Die jungen Frauen gehören der Minderheit der Sinti an und erklärten später, sie würden die Baderöcke aus „kulturellen Gründen“ tragen. Damit war aus einem Streit um Badebekleidung binnen kürzester Zeit wieder einmal ein Rassismusfall geworden. Es fielen die inzwischen obligatorischen Begriffe „Rassismus“ und „Antiziganismus“, Vertreter der Sinti und Roma sowie die Freiburger Antidiskriminierungsstelle schalteten sich ein. Der Druck auf den Betreiber wurde immer weiter erhöht.

Betreiber entschuldigt sich – und verteilt Saisonkarten

Regio-Bäder-Chef Matthias Müller entschuldigte sich für die (eigentlich von den Frauen ausgelöste) Eskalation. Die Hausverbote wurden mittlerweile wieder aufgehoben. Damit nicht genug: Die Betroffenen erhielten als Entschädigung auch noch Saisonkarten für die Freiburger Bäder.

Der Ablauf hat damit eine fragwürdige Richtung genommen. Zuerst setzt ein Bademeister die seit Jahren bestehende Badeordnung durch, dann muss die Polizei anrücken, weil sich die Frauen partout nicht daran halten wollen. Nach den Diskriminierungsvorwürfen kassiert der Betreiber seine Maßnahmen wieder ein und belohnt die zuvor hinausbegleiteten Badegäste mit freiem Eintritt für die restliche Saison.

Für das Personal gab es ebenfalls Konsequenzen – allerdings anderer Art. Die Mitarbeiter erhielten, so wie es im toleranzbesoffensten Deutschland aller Zeiten üblich ist, zusätzliche Schulungen. Gleichzeitig wurde die Badeordnung geändert. Baderöcke aus geeignetem Badetextil sind nun ausdrücklich erlaubt, ebenso enganliegende (sic!) Burkinis.

Am Ende wird die Regel geändert

Damit wurde die seit langer Zeit bestehende Regel, die den ganzen Streit ausgelöst hatte, nachträglich so angepasst, dass derselbe Konflikt künftig gar nicht mehr entstehen kann. Der Geschäftsführer erklärte, mit einer „präziseren Badeordnung“ hätte sich der Vorfall vermeiden lassen. Es ist davon auszugehen, dass nun sämtliche Freibäder in ganz Deutschland vorsorglich ihre Baderegeln anpassen, um nicht ebenfalls Negativschlagzeilen zu produzieren.

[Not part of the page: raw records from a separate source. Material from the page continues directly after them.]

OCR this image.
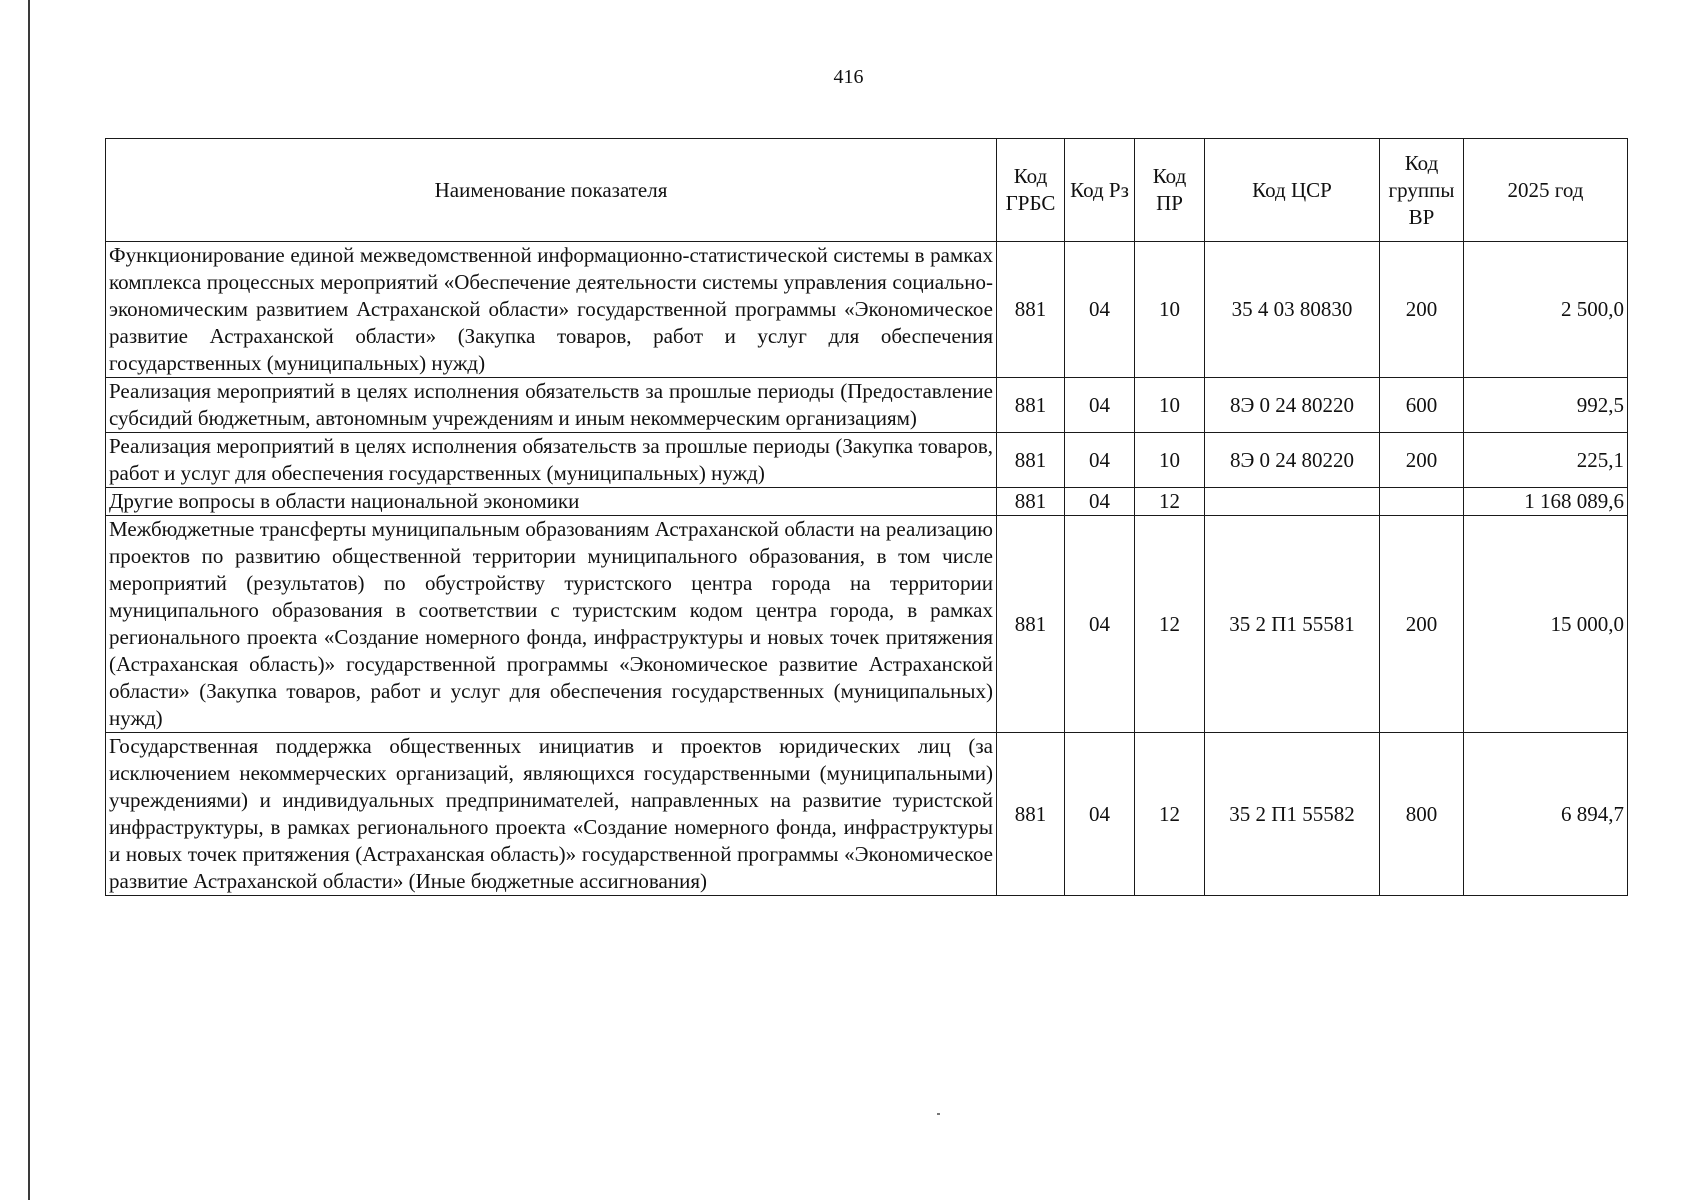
416
Наименование показателя	Код ГРБС	Код Рз	Код ПР	Код ЦСР	Код группы ВР	2025 год
Функционирование единой межведомственной информационно-статистической системы в рамках комплекса процессных мероприятий «Обеспечение деятельности системы управления социально-экономическим развитием Астраханской области» государственной программы «Экономическое развитие Астраханской области» (Закупка товаров, работ и услуг для обеспечения государственных (муниципальных) нужд)	881	04	10	35 4 03 80830	200	2 500,0
Реализация мероприятий в целях исполнения обязательств за прошлые периоды (Предоставление субсидий бюджетным, автономным учреждениям и иным некоммерческим организациям)	881	04	10	8Э 0 24 80220	600	992,5
Реализация мероприятий в целях исполнения обязательств за прошлые периоды (Закупка товаров, работ и услуг для обеспечения государственных (муниципальных) нужд)	881	04	10	8Э 0 24 80220	200	225,1
Другие вопросы в области национальной экономики	881	04	12			1 168 089,6
Межбюджетные трансферты муниципальным образованиям Астраханской области на реализацию проектов по развитию общественной территории муниципального образования, в том числе мероприятий (результатов) по обустройству туристского центра города на территории муниципального образования в соответствии с туристским кодом центра города, в рамках регионального проекта «Создание номерного фонда, инфраструктуры и новых точек притяжения (Астраханская область)» государственной программы «Экономическое развитие Астраханской области» (Закупка товаров, работ и услуг для обеспечения государственных (муниципальных) нужд)	881	04	12	35 2 П1 55581	200	15 000,0
Государственная поддержка общественных инициатив и проектов юридических лиц (за исключением некоммерческих организаций, являющихся государственными (муниципальными) учреждениями) и индивидуальных предпринимателей, направленных на развитие туристской инфраструктуры, в рамках регионального проекта «Создание номерного фонда, инфраструктуры и новых точек притяжения (Астраханская область)» государственной программы «Экономическое развитие Астраханской области» (Иные бюджетные ассигнования)	881	04	12	35 2 П1 55582	800	6 894,7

Für Beschäftigte, die im Freibad täglich die bestehenden Regeln durchsetzen sollen, ist das allerdings eine klare Botschaft: Gerät ein Konflikt außer Kontrolle und folgt darauf ein Diskriminierungsvorwurf, kann es schnell passieren, dass am Ende nicht die sich nicht daran haltenden Gäste, sondern die geltenden Regeln zur Disposition stehen.

Das dürfte die Autorität des Badepersonals kaum stärken. Gerade öffentliche Schwimmbäder klagen seit Jahren über zunehmende Respektlosigkeit, Streit und aggressive Besucher – insbesondere durch Migranten. Viele Betreiber beschäftigen längst schon private Sicherheitsdienste, weil die Bademeister allein die Lage einfach nicht mehr beherrschen. Die multikulturelle „Bereicherung“ trägt ihre Schattenseiten auch in die öffentlichen Schwimmbäder.

Dieser Fall dürfte jedoch auch eine Signalwirkung haben. Wie viele andere ethnische Minderheiten mit ihren eigenen kulturellen bzw. religiösen Kleidungsvorschriften werden künftig auf ähnliche Eskalationsstrategien setzen? Mehr noch stellt sich die Frage, wie sehr sich die deutsche Mehrheitsgesellschaft den Forderungen von Minderheiten unterordnen soll. Denn jede dieser noch so minimal wirkenden „Anpassungen“ führen dazu, dass sich die Gesellschaft immer weiter an die kulturellen bzw. religiösen Gepflogenheiten anpassen muss.